In conclusion, the systems biological approach was used on HIA and caco-2 data set to determine the major contributing descriptors for oral bioavailability prediction. Overall, 47 descriptors were identified as common between HIA and caco-2 permeability, and it is validated to be crucial in predicting oral bioavailability. Further, the predictions on small data sets demonstrate that this model holds good in estimating the oral bioavailability irrespective of data set size. Moreover, the logistic algorithm and the 47 selected attributes seem to capture the fundamental features of oral bioavailability and can predict oral bioavailability with an accuracy >71% for molecules with diverse structure. However, the accuracy of the model is limited, which suggest that the molecules have to meet a set of physicochemical requirements in addition to the analyzed descriptors. Hence, generating more valuable descriptors from other resources such as CDK, PEDAL, Power-MV may significantly improve the prediction limits. Overall, this study shows that the choices of both machine learning algorithm and optimal descriptor sets are critical for the prediction tasks. Conceivably, a similar approach can be used for the prediction of most contributing descriptors involved in drug toxicity.

Materials and Methods

Computational Framework

The systems biological framework (Figure 1) shows an overview of our method, which involves (i) compilation and curation of data sets, (ii) generating descriptors, (iii) multivariate analysis, (iv) selection of best-performing machine learning algorithm, (v) efficiency of the model in smaller data sets, and (vi) statistical analyses.
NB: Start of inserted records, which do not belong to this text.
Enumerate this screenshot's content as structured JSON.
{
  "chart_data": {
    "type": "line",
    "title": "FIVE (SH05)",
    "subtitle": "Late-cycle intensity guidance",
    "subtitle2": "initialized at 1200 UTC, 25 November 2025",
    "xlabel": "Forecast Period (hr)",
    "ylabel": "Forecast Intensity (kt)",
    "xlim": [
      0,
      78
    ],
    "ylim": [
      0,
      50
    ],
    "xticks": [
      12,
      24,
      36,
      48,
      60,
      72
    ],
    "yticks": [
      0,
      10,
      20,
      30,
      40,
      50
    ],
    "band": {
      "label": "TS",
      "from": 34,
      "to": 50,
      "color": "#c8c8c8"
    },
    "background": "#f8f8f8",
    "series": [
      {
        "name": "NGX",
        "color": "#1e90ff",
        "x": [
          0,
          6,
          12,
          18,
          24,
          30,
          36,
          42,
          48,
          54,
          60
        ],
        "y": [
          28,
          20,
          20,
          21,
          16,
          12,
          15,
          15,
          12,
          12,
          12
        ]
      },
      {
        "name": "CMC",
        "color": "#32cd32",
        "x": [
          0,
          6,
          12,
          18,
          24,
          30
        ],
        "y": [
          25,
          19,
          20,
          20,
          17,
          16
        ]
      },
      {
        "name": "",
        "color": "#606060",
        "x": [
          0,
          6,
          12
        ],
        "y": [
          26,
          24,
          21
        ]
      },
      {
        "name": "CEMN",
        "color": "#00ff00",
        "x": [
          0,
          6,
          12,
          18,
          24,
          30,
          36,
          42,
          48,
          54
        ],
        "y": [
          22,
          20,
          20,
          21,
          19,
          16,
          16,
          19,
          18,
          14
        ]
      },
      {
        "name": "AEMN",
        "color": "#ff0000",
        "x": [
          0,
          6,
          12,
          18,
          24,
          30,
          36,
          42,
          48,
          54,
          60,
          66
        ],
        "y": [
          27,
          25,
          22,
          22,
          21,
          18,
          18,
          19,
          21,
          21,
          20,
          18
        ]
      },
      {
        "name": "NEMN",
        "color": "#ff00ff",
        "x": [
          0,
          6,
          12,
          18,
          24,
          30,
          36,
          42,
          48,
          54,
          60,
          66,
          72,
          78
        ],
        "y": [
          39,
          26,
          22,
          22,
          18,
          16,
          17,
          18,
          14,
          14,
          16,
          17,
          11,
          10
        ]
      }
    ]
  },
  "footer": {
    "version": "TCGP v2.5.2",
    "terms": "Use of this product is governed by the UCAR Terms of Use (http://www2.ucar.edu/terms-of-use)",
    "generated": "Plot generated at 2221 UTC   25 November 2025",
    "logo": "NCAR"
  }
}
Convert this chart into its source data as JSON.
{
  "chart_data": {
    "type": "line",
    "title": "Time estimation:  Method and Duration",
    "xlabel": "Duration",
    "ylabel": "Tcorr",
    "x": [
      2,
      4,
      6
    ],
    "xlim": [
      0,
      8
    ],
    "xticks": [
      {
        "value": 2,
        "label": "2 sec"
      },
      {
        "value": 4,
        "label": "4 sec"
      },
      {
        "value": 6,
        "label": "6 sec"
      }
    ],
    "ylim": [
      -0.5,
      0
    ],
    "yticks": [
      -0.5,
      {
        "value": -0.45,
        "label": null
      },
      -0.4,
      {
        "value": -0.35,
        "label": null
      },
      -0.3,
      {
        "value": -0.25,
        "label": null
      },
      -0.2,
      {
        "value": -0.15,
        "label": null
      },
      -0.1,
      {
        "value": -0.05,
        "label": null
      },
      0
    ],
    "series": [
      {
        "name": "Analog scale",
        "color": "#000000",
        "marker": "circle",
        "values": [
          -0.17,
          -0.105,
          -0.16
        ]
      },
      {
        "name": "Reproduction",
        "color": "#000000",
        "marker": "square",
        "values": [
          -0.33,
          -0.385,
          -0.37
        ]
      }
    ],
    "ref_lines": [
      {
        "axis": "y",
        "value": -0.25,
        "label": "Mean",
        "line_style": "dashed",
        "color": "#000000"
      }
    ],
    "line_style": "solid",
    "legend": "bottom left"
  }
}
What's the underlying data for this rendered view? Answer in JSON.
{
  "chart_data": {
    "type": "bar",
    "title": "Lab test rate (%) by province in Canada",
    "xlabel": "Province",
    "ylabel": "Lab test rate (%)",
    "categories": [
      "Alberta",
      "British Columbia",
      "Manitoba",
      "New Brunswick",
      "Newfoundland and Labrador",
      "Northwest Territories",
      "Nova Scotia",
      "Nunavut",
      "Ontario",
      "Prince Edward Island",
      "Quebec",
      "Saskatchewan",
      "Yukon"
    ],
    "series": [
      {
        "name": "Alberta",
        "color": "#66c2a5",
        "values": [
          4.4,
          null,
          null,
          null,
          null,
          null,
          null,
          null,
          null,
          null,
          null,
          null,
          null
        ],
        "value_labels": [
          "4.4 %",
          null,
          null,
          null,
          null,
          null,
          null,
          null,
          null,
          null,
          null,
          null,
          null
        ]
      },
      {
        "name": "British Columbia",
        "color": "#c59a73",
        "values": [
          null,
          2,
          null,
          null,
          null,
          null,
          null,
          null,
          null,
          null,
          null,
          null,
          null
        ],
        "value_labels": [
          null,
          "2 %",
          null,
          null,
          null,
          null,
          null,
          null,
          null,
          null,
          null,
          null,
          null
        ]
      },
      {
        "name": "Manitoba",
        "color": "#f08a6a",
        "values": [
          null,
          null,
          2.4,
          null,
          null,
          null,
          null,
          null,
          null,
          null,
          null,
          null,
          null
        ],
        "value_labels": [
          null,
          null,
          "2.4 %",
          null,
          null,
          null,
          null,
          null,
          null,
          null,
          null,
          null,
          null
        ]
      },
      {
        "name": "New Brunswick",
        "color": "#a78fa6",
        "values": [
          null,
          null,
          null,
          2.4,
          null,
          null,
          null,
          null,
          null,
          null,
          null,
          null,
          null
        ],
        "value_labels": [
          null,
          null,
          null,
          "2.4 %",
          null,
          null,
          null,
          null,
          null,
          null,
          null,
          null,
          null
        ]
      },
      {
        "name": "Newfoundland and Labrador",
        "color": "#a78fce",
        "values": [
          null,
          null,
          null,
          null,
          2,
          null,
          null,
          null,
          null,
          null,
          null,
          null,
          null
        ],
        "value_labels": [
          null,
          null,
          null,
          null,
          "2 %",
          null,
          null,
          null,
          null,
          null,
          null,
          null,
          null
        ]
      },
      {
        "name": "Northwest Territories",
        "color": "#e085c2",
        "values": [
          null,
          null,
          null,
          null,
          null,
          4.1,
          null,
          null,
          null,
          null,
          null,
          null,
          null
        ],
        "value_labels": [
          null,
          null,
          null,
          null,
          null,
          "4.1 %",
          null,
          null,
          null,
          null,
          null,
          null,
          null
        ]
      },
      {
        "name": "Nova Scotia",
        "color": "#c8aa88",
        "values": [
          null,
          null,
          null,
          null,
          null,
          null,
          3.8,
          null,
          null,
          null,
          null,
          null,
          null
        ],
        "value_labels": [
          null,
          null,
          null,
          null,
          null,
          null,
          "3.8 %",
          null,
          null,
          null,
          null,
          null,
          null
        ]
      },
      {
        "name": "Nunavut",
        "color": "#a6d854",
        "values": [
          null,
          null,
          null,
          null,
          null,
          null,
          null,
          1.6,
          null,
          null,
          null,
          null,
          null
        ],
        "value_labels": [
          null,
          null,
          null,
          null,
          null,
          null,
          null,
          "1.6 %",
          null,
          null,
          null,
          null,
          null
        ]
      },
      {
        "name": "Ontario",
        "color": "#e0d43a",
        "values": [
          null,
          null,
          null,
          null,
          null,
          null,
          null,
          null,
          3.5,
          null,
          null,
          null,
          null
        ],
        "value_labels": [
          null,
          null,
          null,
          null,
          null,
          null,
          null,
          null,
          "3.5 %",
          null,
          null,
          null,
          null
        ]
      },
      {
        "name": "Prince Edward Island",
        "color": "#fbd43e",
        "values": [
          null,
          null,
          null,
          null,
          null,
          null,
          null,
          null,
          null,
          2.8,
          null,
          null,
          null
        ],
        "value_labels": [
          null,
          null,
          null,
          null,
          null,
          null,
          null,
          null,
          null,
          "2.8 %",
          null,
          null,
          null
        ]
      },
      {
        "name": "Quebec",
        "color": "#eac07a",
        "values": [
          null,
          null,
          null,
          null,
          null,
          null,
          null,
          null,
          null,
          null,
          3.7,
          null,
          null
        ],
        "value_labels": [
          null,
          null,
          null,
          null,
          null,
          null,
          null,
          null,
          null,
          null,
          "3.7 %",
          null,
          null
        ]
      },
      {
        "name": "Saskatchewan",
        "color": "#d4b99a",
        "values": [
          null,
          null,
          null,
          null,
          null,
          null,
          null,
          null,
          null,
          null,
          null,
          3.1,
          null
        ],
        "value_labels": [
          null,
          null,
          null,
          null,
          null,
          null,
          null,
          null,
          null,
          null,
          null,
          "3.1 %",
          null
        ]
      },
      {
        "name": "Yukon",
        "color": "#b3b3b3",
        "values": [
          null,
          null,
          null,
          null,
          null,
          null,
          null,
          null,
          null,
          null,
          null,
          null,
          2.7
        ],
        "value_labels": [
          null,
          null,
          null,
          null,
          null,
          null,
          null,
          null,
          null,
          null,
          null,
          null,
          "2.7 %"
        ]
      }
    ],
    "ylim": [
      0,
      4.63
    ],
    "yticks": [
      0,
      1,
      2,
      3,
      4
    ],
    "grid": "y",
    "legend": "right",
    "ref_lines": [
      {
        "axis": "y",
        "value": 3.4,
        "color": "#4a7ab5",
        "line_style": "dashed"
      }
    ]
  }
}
Compilation and Curation of Dataset

The molecules associated with HIA, caco-2 permeability and oral bioavailability were derived from several literatures [8], [14], [20]–[28]. These structurally heterogeneous molecules were reported by different laboratories, which employed different experimental conditions and procedures to obtain biological property. Further, it was curated based on two-fold. First, if the molecules were reported in multiple articles, the average activity value was calculated. Second, the molecules were excluded, if there is a large discrepancy in activity value between the articles. Overall, 705, 605 and 969 molecules of intestinal absorption, caco-2 permeability and oral bioavailability (Table S1) were obtained, respectively.

Generation Descriptors and Classification

The molecular descriptors representing the physicochemical properties of the molecules were derived using the E-dragon 1.0 version software [35]. The most frequently used descriptors [29]–[32] were analyzed, which include constitutional, connectivity indices, topological, and walk and path counts. To develop a reliable model, the descriptor space should be reduced by extracting most significant descriptors. Before the descriptors were reduced, the molecules in each data set were manually classified as positive and negative instance. For example, in oral bioavailability data set, the molecules with bioavailability (%F) values ≥80% were considered as “+bioavailability”, while the molecules with <80% were considered as “–bioavailability” [20]. Similar trends were followed for the molecules in HIA and caco-2 data set. The molecules with HIA (%FA) values ≥70% were considered as “+HIA” and the molecules with caco-2 permeability (logP_app) values ≤–4 were considered as “+caco-2″, while remaining molecules were considered as “–HIA” and “–caco-2″, respectively [22]. Further, the balanced data sets were created from HIA and caco-2 data set by random selection to have an equal number of molecules with positive and negative instance for multivariate analysis.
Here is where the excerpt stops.